Également exportateur de bétail (300 têtes par an vers la Côte d’Ivoire), le Naaba Tigré réinvestit ses revenus, estimés à environ 200 millions de F CFA par an, dans sa communauté et dans sa ferme, qui compte 150 permanents et environ 500 occasionnels. Il a par ailleurs créé Belwet Microfinance, qui a déjà permis d’octroyer 250 000  microcrédits, et prévoit d’augmenter son capital à 500 millions de F CFA.

Le « chef de l’abondance » espère pouvoir bientôt mobiliser les 450 millions de F CFA nécessaires à la construction d’un centre de formation agropastoral et sylvicole. « Mon ambition, dit-il, c’est de démontrer aux jeunes que l’agriculture est un secteur rentable. » Et force est de constater que ses réalisations font école, à l’instar de son modèle d’élevage de volailles, surnommé « 10/1 », qui permet d’avoir un retour sur investissement de l’ordre de 100 000 F CFA au bout de six mois d’exploitation. L’État s’en est inspiré et a injecté plusieurs milliards de francs CFA pour le vulgariser auprès des petits producteurs.

Nadoun Coulibaly

Inoussa Maïga, agripreneur 2.0

Inoussa Maïga, à Ouagadougou, le 16 mars 2020. © Sophie Garcia pour JA

Inoussa Maïga, à Ouagadougou, le 16 mars 2020. © Sophie Garcia pour JA

Donner une image moderne et positive de l’agriculture aux jeunes, tel est l’objectif que s’est fixé Inoussa Maïga. Après avoir créé, en 2014, la société de production audiovisuelle Mediaprod, le journaliste de 34 ans a lancé Agribusiness TV en mai 2016.

À travers des reportages en français et en anglais, la web TV met en avant des exploitants et des transformateurs innovants de moins de 40 ans. Elle enregistre plus de 56 500 abonnés sur YouTube et affiche plus de 12 millions de vues.

« Beaucoup de gens voulaient savoir où acheter les produits, l’idée nous est venue de créer Agribusiness Shop, explique Inoussa Maïga. D’une dizaine au départ, en février 2018, nous proposons aujourd’hui plus de 200 produits. » La possibilité de payer via Orange Money et de se faire livrer dans toute la sous-région séduit la clientèle.

Parmi les produits phares, on trouve la poudre de cacao de Côte d’Ivoire, que la société fournit aux pâtisseries et aux supermarchés de Ouaga. Agribusiness Shop réalise un chiffre d’affaires de 4 millions de F CFA (plus de 6 000 euros) par mois, qui a chuté de 25 % en avril.
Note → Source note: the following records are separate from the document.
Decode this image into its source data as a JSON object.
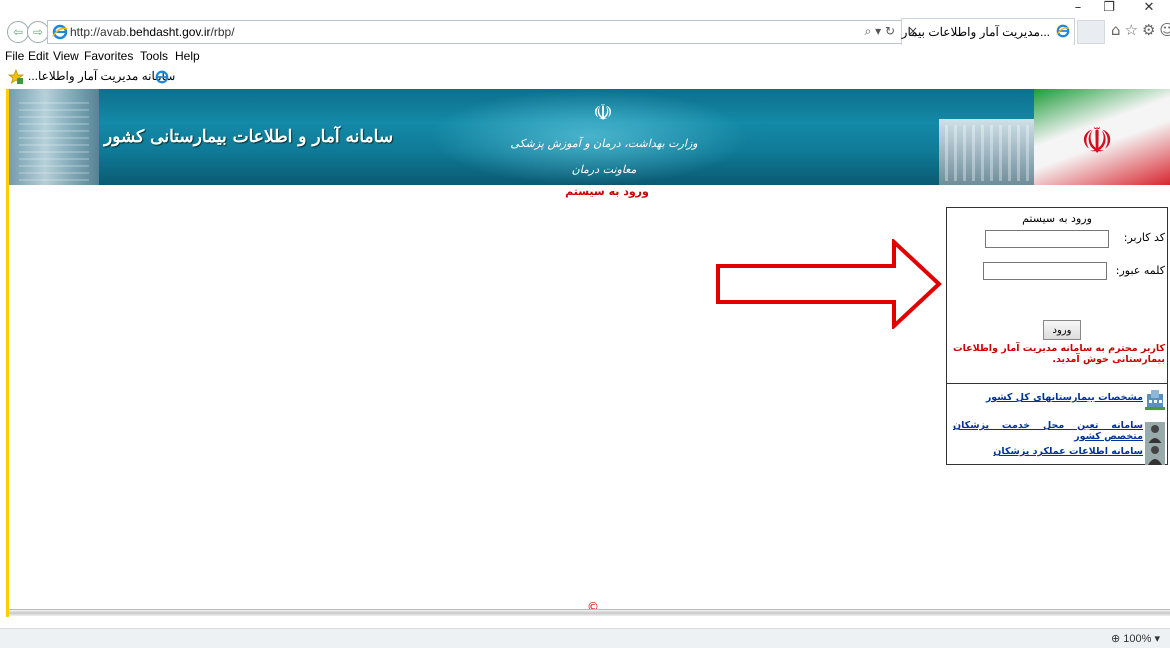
{
  "window": {
    "minimize_glyph": "–",
    "restore_glyph": "❐",
    "close_glyph": "✕"
  },
  "address_bar": {
    "url_prefix": "http://avab.",
    "url_domain": "behdasht.gov.ir",
    "url_suffix": "/rbp/",
    "search_glyph": "⌕",
    "dropdown_glyph": "▾",
    "refresh_glyph": "↻"
  },
  "tab": {
    "title": "...مدیریت آمار واطلاعات بیمار",
    "close_glyph": "×"
  },
  "toolbar_icons": "⌂☆⚙☺",
  "menu": {
    "file": "File",
    "edit": "Edit",
    "view": "View",
    "favorites": "Favorites",
    "tools": "Tools",
    "help": "Help"
  },
  "favorites_bar": {
    "item": "...سامانه مدیریت آمار واطلاعا"
  },
  "banner": {
    "site_title": "سامانه آمار و اطلاعات بیمارستانی کشور",
    "ministry": "وزارت بهداشت، درمان و آموزش پزشکی",
    "deputy": "معاونت درمان"
  },
  "page": {
    "login_heading": "ورود به سیستم",
    "copyright": "©"
  },
  "login_panel": {
    "title": "ورود به سیستم",
    "user_code_label": "کد کاربر:",
    "password_label": "کلمه عبور:",
    "submit_label": "ورود",
    "welcome_text": "کاربر محترم به سامانه مدیریت آمار واطلاعات بیمارستانی خوش آمدید."
  },
  "links": [
    {
      "label": "مشخصات بیمارستانهای کل کشور"
    },
    {
      "label": "سامانه تعین محل خدمت پزشکان متخصص کشور"
    },
    {
      "label": "سامانه اطلاعات عملکرد پزشکان"
    }
  ],
  "status_bar": {
    "zoom": "100%",
    "zoom_glyph": "⊕",
    "zoom_dropdown": "▾"
  },
  "colors": {
    "accent_red": "#cc0000",
    "link_blue": "#003399",
    "banner_teal": "#138aa8",
    "viewport_border": "#ffcc00"
  }
}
« Avec la fermeture des frontières, il était devenu impossible d’importer les produits ou de les livrer. Et pour la télévision, tous les tournages à l’extérieur de Ouaga avaient été suspendus », explique-t-il. Mais depuis la levée des restrictions, il a relancé ses projets : le recrutement de journalistes est en cours pour diversifier la production audiovisuelle, tandis qu’est prévue l’ouverture d’une ­deuxième boutique à Ouaga.